Most arguments are given from a particular position. So attack the position. Show that there are other, equally valid, viewpoints.

  • Another way of looking at this is ..., does this seem reasonable?
  • What alternative ways of looking at this are there?
  • Why it is ... necessary?
  • Who benefits from this?
  • Why is it better than ...   
  • How are ... and ... similar?
  • What would ... say about it?
  • What if you compared ... and ... ?
  • How could you look another way at this?

Checking implications and consequences

The argument that they give may have logical implications that can be forecast. Do these make sense? Are they desirable?

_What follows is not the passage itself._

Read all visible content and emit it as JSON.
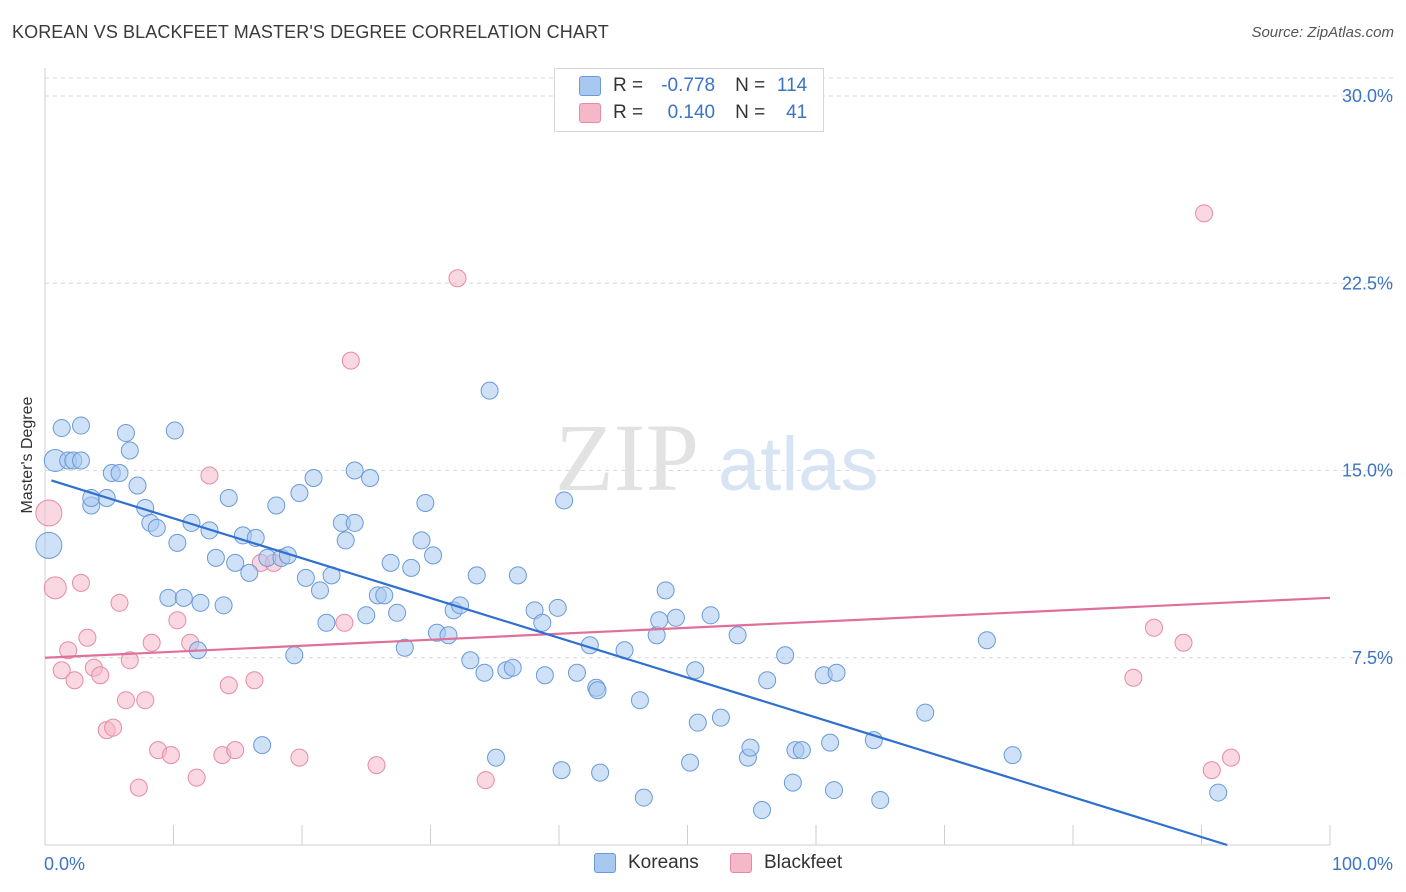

  • Then what would happen?
  • What are the consequences of that assumption?
  • How could ... be used to ... ?
  • What are the implications of ... ?
  • How does ... affect ... ?
  • How does ... fit with what we learned before?
  • Why is ... important?
  • What is the best ... ? Why?

Question the question

And you can also get reflexive about the whole thing, turning the question in on itself. Use their attack against themselves. Bounce the ball back into their court, etc.

  • What was the point of asking that question?
  • Why do you think I asked this question?
  • What does that mean?


Reader Comments (1)

Andy, this is almost more useful when planning action, to check that you've covered all the bases and really worked out what you are going to do, and why.